Гриша Брускин

Как в кино

Помню, кричу в плену пеленок. Не могу пошевелиться.

Помню наши детские кровати вдоль стен. Ночной горшок посередине.

Помню милую мою, добрую бабушку Любу. С заклеенным бумагой стеклом в очках. Читающую "Джен Эйр" при свете настольной лампы.

Помню огромные сосны на даче в Удельной. Бешеную собаку. Ландыши у забора. И пронзительный крик: "Марик утонул!".

Помню высокую температуру. Ужас неведомой планеты.

Помню холод раскаленного огня, завернутого в мокрую газету. И мамин голос: "Потерпи еще".

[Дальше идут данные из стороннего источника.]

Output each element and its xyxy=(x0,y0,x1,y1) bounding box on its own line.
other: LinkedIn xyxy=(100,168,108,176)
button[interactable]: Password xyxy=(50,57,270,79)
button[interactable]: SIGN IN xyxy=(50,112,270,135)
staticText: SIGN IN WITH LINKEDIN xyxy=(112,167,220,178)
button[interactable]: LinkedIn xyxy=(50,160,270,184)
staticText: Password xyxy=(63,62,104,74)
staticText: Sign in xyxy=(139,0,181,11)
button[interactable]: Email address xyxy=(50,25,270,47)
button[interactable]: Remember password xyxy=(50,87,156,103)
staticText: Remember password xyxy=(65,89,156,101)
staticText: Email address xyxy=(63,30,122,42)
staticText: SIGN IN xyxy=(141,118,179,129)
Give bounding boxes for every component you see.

Помню уточку с изюмом вместо глаз. Плывет себе на полке.

Помню лошадиный череп, обглоданный людоедом, на страшной тропинке в лесу.

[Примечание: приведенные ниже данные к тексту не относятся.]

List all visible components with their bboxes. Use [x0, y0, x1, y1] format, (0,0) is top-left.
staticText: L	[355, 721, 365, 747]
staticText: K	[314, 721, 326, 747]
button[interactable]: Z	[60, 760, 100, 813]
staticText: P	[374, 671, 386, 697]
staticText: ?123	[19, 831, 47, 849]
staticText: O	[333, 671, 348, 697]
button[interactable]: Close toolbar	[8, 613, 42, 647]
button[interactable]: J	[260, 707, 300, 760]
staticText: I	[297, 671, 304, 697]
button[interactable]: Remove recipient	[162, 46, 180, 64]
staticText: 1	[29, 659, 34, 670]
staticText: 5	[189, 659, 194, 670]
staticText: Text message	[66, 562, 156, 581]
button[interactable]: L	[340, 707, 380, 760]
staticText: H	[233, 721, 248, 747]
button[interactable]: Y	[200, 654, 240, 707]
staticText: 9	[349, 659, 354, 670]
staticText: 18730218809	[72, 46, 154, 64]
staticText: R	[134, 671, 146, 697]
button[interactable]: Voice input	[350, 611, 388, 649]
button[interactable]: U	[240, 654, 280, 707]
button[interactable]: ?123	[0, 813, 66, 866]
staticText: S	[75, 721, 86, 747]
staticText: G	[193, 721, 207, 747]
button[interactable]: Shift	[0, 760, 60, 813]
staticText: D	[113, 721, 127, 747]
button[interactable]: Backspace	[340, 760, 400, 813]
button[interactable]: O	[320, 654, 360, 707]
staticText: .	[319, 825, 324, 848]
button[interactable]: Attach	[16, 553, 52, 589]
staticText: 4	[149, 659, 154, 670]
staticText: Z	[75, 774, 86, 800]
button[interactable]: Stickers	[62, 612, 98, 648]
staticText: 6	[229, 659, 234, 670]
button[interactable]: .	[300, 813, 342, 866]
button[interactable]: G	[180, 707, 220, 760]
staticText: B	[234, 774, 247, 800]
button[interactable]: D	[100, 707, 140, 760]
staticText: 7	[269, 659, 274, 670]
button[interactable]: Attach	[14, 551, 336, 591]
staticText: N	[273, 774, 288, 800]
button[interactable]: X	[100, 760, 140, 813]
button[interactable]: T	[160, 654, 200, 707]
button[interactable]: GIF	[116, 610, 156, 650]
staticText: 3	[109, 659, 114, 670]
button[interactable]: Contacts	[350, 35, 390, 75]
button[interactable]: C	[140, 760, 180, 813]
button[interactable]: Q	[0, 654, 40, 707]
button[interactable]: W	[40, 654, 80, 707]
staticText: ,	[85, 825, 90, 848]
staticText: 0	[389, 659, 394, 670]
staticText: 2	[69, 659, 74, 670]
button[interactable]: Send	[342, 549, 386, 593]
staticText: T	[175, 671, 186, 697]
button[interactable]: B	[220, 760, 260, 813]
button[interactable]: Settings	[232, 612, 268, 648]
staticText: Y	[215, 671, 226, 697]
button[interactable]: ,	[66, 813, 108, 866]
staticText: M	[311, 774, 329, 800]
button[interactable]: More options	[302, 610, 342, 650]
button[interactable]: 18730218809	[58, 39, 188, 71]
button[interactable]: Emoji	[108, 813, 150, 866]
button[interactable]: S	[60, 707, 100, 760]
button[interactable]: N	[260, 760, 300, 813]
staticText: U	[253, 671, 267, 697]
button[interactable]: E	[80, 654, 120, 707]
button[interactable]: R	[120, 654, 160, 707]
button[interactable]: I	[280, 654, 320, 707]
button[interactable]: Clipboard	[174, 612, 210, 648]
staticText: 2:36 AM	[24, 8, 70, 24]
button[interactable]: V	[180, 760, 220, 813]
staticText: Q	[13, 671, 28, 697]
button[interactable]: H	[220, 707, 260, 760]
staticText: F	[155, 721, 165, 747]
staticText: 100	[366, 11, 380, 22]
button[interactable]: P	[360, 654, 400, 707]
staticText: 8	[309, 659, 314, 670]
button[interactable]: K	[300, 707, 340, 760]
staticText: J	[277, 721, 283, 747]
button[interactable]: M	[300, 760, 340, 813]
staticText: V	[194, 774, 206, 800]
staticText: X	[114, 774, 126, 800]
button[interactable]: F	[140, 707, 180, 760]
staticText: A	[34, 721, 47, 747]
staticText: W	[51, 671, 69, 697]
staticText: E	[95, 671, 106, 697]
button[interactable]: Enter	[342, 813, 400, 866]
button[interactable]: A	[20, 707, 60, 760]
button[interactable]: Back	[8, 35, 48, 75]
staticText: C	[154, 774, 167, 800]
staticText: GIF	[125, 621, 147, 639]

Помню, как Синяя рука осторожно шевелит угол оконной занавески.

Помню взгляд блестящих бусинок. В кромешной тьме дупла.

Помню волчьи ягоды. Страх превратиться в волка.

Помню грозу на даче. Отверстие в стекле. Шар огненный плывет, меня не замечая.

Помню старого знакомого. Полускелет-получеловек. Выглядывает из трещин кафеля в уборной.

Помню себя с родителями в ложе "Колизея". Забыв на свете все, смотрю трофейного "Багдадского вора".

Помню, конечно, чудную елку с пятиконечной звездой из мишуры на макушке. Мерцают в ветках дирижабли. Челюскинцы качаются на ватной льдине.

Помню усилие, чтоб удержаться в воздухе. И не упасть на землю.

Помню молодого Йоську с гвардейским значком на гимнастерке.

Помню дяденьку без ног. Катится на дощечке с колесиками.

Помню первый "чнег" за окном. Деревянную саблю, покрашенную серебряной краской.

Помню перламутровые цветы и бабочку из черепахи на дедушкином портсигаре.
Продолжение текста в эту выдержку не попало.